Among these documents are the Icelandic sagas, medieval literary documents of the first order which are said to be the first with a formal structure of the novel.
The sense of such narratives is that Iceland at that time (around the year 1000) was a kind of Far West. The island was gradually being populated from Norway, by emigrants as well as by fugitives or deportees, such as Erik the Red. They settled on the island, found farms far from each other. They were governed by a democratic system (their assembly, "ting", is considered the oldest parliament in the world). Culturally lived without apparent problems paganism and an expanding Christianity; for example, Erik the Red was a pagan and his Christian wife.
Adventurers chartered boats to explore or trade with other lands, or to plunder them (Vikings). Honor, courage, and wisdom were appreciated in men. Women were respected and brave too, it doesn,t seem uncommon for them to join the colonization trips.
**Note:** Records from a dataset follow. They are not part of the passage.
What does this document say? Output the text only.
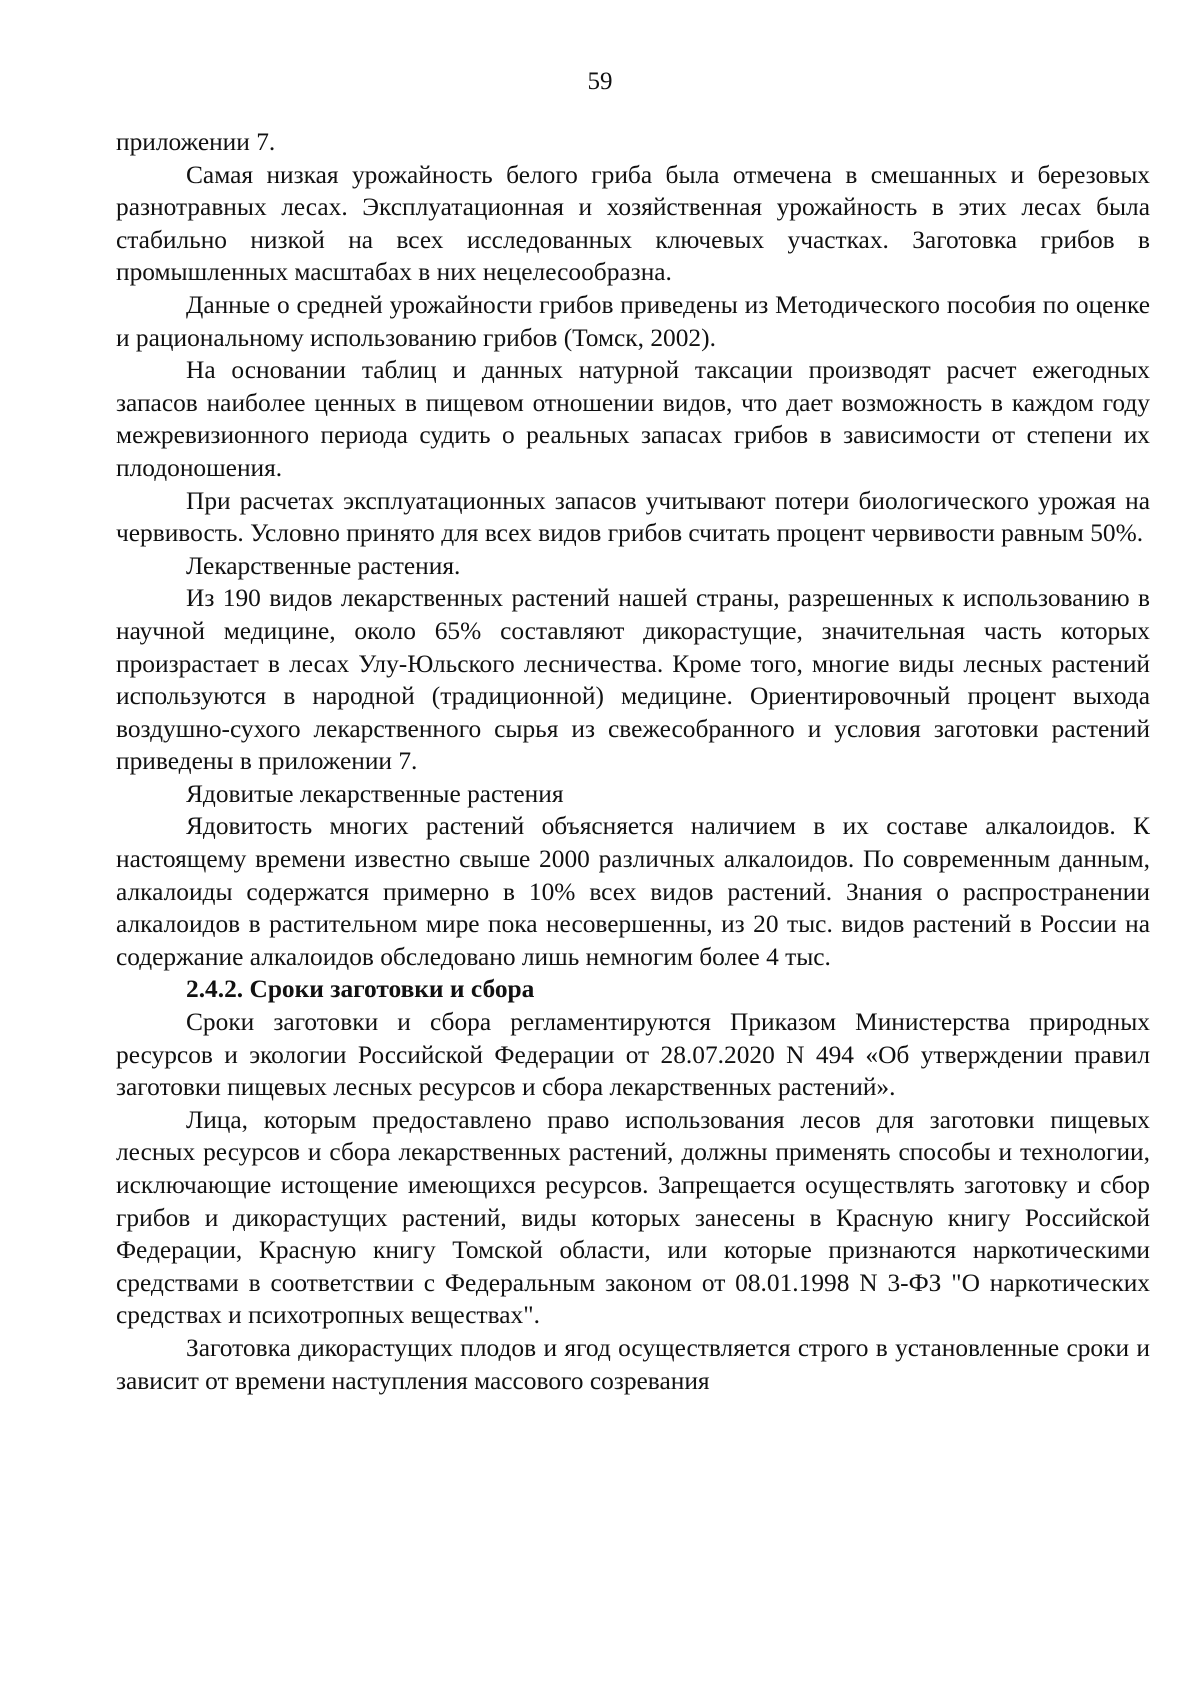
59

приложении 7.

Самая низкая урожайность белого гриба была отмечена в смешанных и березовых разнотравных лесах. Эксплуатационная и хозяйственная урожайность в этих лесах была стабильно низкой на всех исследованных ключевых участках. Заготовка грибов в промышленных масштабах в них нецелесообразна.

Данные о средней урожайности грибов приведены из Методического пособия по оценке и рациональному использованию грибов (Томск, 2002).

На основании таблиц и данных натурной таксации производят расчет ежегодных запасов наиболее ценных в пищевом отношении видов, что дает возможность в каждом году межревизионного периода судить о реальных запасах грибов в зависимости от степени их плодоношения.

При расчетах эксплуатационных запасов учитывают потери биологического урожая на червивость. Условно принято для всех видов грибов считать процент червивости равным 50%.

Лекарственные растения.

Из 190 видов лекарственных растений нашей страны, разрешенных к использованию в научной медицине, около 65% составляют дикорастущие, значительная часть которых произрастает в лесах Улу-Юльского лесничества. Кроме того, многие виды лесных растений используются в народной (традиционной) медицине. Ориентировочный процент выхода воздушно-сухого лекарственного сырья из свежесобранного и условия заготовки растений приведены в приложении 7.

Ядовитые лекарственные растения

Ядовитость многих растений объясняется наличием в их составе алкалоидов. К настоящему времени известно свыше 2000 различных алкалоидов. По современным данным, алкалоиды содержатся примерно в 10% всех видов растений. Знания о распространении алкалоидов в растительном мире пока несовершенны, из 20 тыс. видов растений в России на содержание алкалоидов обследовано лишь немногим более 4 тыс.

2.4.2. Сроки заготовки и сбора

Сроки заготовки и сбора регламентируются Приказом Министерства природных ресурсов и экологии Российской Федерации от 28.07.2020 N 494 «Об утверждении правил заготовки пищевых лесных ресурсов и сбора лекарственных растений».

Лица, которым предоставлено право использования лесов для заготовки пищевых лесных ресурсов и сбора лекарственных растений, должны применять способы и технологии, исключающие истощение имеющихся ресурсов. Запрещается осуществлять заготовку и сбор грибов и дикорастущих растений, виды которых занесены в Красную книгу Российской Федерации, Красную книгу Томской области, или которые признаются наркотическими средствами в соответствии с Федеральным законом от 08.01.1998 N 3-ФЗ "О наркотических средствах и психотропных веществах".

Заготовка дикорастущих плодов и ягод осуществляется строго в установленные сроки и зависит от времени наступления массового созревания
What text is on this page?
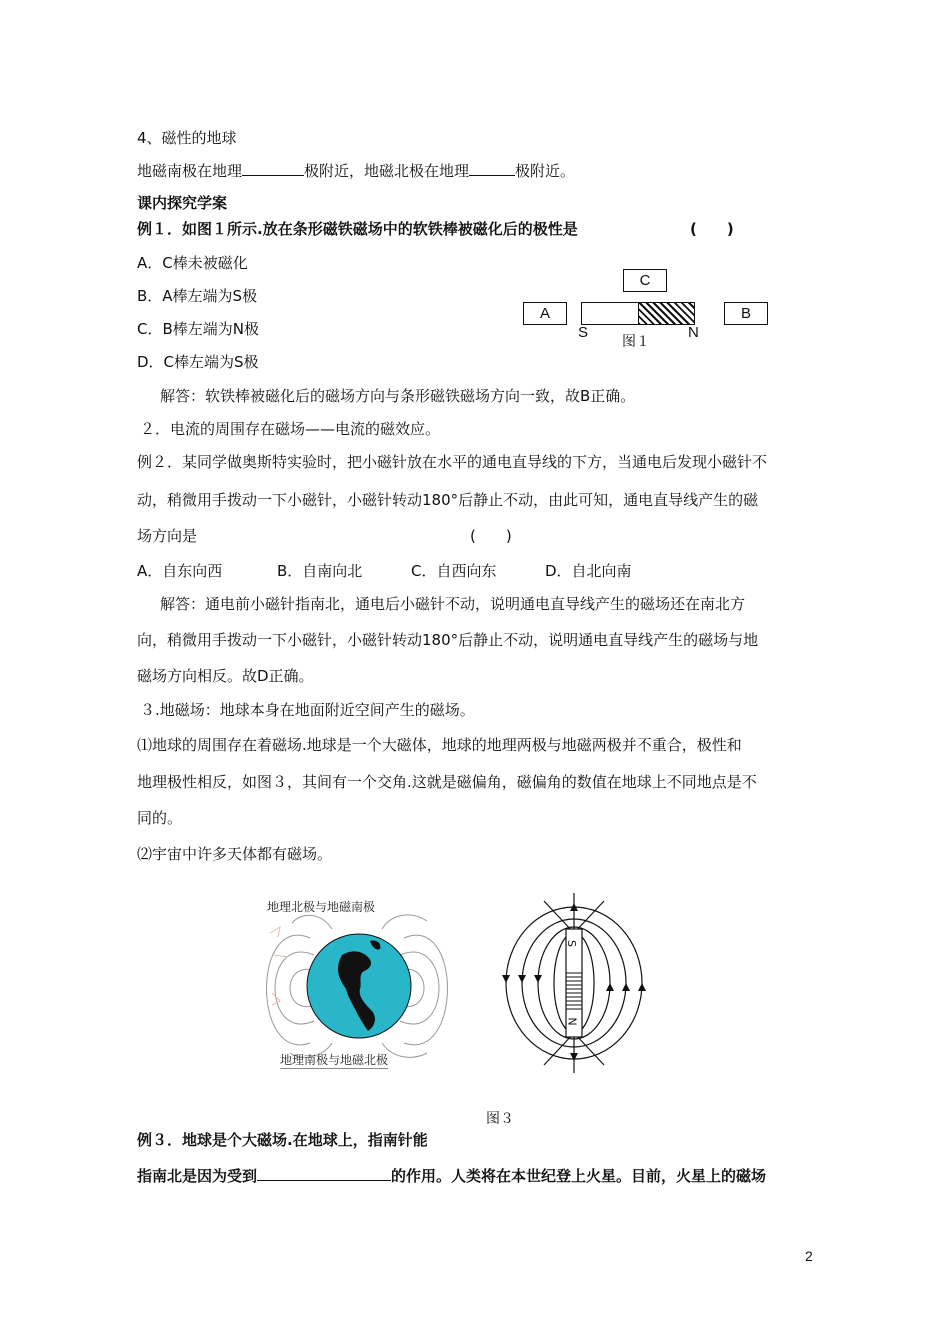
4、磁性的地球
地磁南极在地理	极附近，地磁北极在地理	极附近。
课内探究学案
例１．如图１所示.放在条形磁铁磁场中的软铁棒被磁化后的极性是	(　　)
A．C棒未被磁化
B．A棒左端为S极
C．B棒左端为N极
D．C棒左端为S极
A
C
B
S	N
图１
解答：软铁棒被磁化后的磁场方向与条形磁铁磁场方向一致，故B正确。
２．电流的周围存在磁场——电流的磁效应。
例２．某同学做奥斯特实验时，把小磁针放在水平的通电直导线的下方，当通电后发现小磁针不
动，稍微用手拨动一下小磁针，小磁针转动180°后静止不动，由此可知，通电直导线产生的磁
场方向是	(　　)
A．自东向西	B．自南向北	C．自西向东	D．自北向南
解答：通电前小磁针指南北，通电后小磁针不动，说明通电直导线产生的磁场还在南北方
向，稍微用手拨动一下小磁针，小磁针转动180°后静止不动，说明通电直导线产生的磁场与地
磁场方向相反。故D正确。
３.地磁场：地球本身在地面附近空间产生的磁场。
⑴地球的周围存在着磁场.地球是一个大磁体，地球的地理两极与地磁两极并不重合，极性和
地理极性相反，如图３，其间有一个交角.这就是磁偏角，磁偏角的数值在地球上不同地点是不
同的。
⑵宇宙中许多天体都有磁场。
地理北极与地磁南极
地理南极与地磁北极
S
N
图３
例３．地球是个大磁场.在地球上，指南针能
指南北是因为受到	的作用。人类将在本世纪登上火星。目前，火星上的磁场
2
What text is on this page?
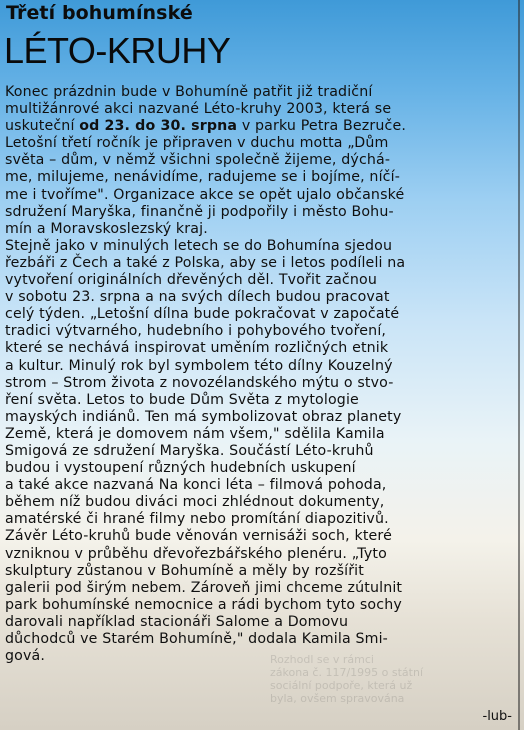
Rozhodl se v rámci
zákona č. 117/1995 o státní
sociální podpoře, která už
byla, ovšem spravována

Třetí bohumínské
LÉTO-KRUHY

Konec prázdnin bude v Bohumíně patřit již tradiční
multižánrové akci nazvané Léto-kruhy 2003, která se
uskuteční od 23. do 30. srpna v parku Petra Bezruče.
Letošní třetí ročník je připraven v duchu motta „Dům
světa – dům, v němž všichni společně žijeme, dýchá-
me, milujeme, nenávidíme, radujeme se i bojíme, níčí-
me i tvoříme". Organizace akce se opět ujalo občanské
sdružení Maryška, finančně ji podpořily i město Bohu-
mín a Moravskoslezský kraj.
Stejně jako v minulých letech se do Bohumína sjedou
řezbáři z Čech a také z Polska, aby se i letos podíleli na
vytvoření originálních dřevěných děl. Tvořit začnou
v sobotu 23. srpna a na svých dílech budou pracovat
celý týden. „Letošní dílna bude pokračovat v započaté
tradici výtvarného, hudebního i pohybového tvoření,
které se nechává inspirovat uměním rozličných etnik
a kultur. Minulý rok byl symbolem této dílny Kouzelný
strom – Strom života z novozélandského mýtu o stvo-
ření světa. Letos to bude Dům Světa z mytologie
mayských indiánů. Ten má symbolizovat obraz planety
Země, která je domovem nám všem," sdělila Kamila
Smigová ze sdružení Maryška. Součástí Léto-kruhů
budou i vystoupení různých hudebních uskupení
a také akce nazvaná Na konci léta – filmová pohoda,
během níž budou diváci moci zhlédnout dokumenty,
amatérské či hrané filmy nebo promítání diapozitivů.
Závěr Léto-kruhů bude věnován vernisáži soch, které
vzniknou v průběhu dřevořezbářského plenéru. „Tyto
skulptury zůstanou v Bohumíně a měly by rozšířit
galerii pod širým nebem. Zároveň jimi chceme zútulnit
park bohumínské nemocnice a rádi bychom tyto sochy
darovali například stacionáři Salome a Domovu
důchodců ve Starém Bohumíně," dodala Kamila Smi-
gová.

-lub-
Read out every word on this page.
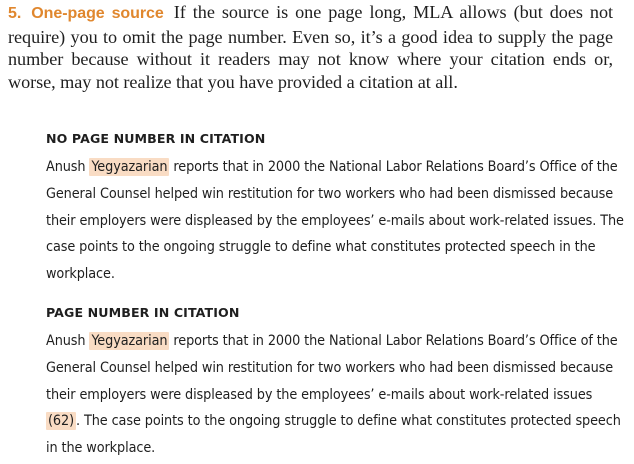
5. One-page source If the source is one page long, MLA allows (but does not require) you to omit the page number. Even so, it’s a good idea to supply the page number because without it readers may not know where your citation ends or, worse, may not realize that you have provided a citation at all.

NO PAGE NUMBER IN CITATION

Anush Yegyazarian reports that in 2000 the National Labor Relations Board’s Office of the General Counsel helped win restitution for two workers who had been dismissed because their employers were displeased by the employees’ e-mails about work-related issues. The case points to the ongoing struggle to define what constitutes protected speech in the workplace.

PAGE NUMBER IN CITATION

Anush Yegyazarian reports that in 2000 the National Labor Relations Board’s Office of the General Counsel helped win restitution for two workers who had been dismissed because their employers were displeased by the employees’ e-mails about work-related issues (62) . The case points to the ongoing struggle to define what constitutes protected speech in the workplace.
In Iceland there is little wood and the stone is of poor quality; in Greenland it,s even worse. This made Icelandic art based on the raw material they had at hand: the word. Atrocious climate with long winters tucked away in the house and desolate nature with volcanoes and emanations that seem to come from the same hell usually lead to the need to develop inventiveness to entertain the imprisonment. From there come the best examples of eddica and scandic poetry, and also the sagas, usually due to anonymous authors, although there are exceptions such as the great Snorri Sturluson, famous author of the Heimskringla ("The circle of the world"), a history of kings of Norway that goes back to the mythical struggles of Aces and Vanes.